Source: RDB Organisation
Subject Matter: Moderate – Scam, Blind Faith
Narrative Style: Straightforward
Pace: Slightly Slow
Audience Type: Slightly Arthouse
One of Satyajit Ray’s shortest features, The Holy Man’s modest aspiration hides a stinging social commentary that also works as a satire of sorts about conniving people who claim to be someone they are not.
In that regard, Ray’s film is more relevant than ever today than it probably ever was, what with the exponential rise in scams as a pandemic rages on.
Here we have a con-man pretending to be an all-powerful spiritual guru, amassing a good number of devotees who try to seek immediate remedy for the misfortunes in their lives.
The titular character is convincingly played by Charuprakash Ghosh with a devilish grin on his face, as he effortlessly claims that he has rubbed shoulders with the likes of Jesus, Buddha, and all manner of Indian gods.
“Now it’s Mahadev, right?
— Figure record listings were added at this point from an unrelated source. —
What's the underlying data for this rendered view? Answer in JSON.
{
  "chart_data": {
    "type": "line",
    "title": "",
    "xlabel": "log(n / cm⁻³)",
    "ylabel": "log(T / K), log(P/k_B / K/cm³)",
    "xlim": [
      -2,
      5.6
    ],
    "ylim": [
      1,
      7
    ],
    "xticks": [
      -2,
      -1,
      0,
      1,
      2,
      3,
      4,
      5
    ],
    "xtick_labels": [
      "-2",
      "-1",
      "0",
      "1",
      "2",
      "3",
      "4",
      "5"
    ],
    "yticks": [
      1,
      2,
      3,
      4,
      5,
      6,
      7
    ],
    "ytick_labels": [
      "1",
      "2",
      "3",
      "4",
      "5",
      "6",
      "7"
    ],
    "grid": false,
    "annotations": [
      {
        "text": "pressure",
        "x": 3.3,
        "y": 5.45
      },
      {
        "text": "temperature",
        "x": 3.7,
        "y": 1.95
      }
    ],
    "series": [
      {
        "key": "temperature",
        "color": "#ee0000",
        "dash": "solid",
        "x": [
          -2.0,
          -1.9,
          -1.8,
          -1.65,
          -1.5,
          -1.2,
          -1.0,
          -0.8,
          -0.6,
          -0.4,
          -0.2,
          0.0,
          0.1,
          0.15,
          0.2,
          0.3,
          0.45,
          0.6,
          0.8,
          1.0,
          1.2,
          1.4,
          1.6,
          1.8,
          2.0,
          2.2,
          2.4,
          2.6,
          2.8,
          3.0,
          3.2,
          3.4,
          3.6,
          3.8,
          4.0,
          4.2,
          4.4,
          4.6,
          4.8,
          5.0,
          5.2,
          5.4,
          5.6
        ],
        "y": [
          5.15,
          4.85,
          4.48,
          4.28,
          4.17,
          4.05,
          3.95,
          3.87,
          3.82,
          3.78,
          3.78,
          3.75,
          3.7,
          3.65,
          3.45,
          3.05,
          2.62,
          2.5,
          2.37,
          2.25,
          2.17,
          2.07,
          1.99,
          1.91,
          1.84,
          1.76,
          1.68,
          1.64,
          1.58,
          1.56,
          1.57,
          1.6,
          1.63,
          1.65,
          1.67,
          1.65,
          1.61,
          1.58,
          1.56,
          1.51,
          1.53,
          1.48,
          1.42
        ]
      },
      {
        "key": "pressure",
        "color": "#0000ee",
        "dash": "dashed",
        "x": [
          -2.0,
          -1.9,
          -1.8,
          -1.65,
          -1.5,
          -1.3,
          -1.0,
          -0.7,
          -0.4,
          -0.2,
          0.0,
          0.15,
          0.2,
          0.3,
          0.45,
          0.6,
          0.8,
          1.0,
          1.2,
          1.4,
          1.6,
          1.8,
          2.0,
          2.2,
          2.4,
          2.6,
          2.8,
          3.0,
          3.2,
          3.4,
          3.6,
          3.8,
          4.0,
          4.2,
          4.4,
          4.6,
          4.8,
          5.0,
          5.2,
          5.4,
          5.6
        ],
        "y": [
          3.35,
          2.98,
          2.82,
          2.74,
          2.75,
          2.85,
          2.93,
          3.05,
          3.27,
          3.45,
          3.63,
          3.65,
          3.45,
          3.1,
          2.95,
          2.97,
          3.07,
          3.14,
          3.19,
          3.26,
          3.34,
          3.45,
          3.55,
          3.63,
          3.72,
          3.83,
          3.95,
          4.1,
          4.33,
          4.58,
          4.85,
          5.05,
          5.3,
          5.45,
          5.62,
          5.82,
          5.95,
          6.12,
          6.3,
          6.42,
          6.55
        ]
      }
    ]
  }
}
Next moonless night it’s Vishnu. Then Jesus, then Buddha, then Hanuman.”
Despite the short runtime, The Holy Man does pack a lot of themes within the narrative. The most obvious is of course people’s naivety of succumbing to blind faith—perhaps Ray is also indirectly indicting some of his fellow countrymen who can’t think rationally for themselves.
An accompanying theme is the resoluteness of science in debunking myths or traditional ways of thinking, though in arguably the film’s most sharply ironic moment, a conversation about Einstein suggests that the equation E=mc2 was told to him by the guru.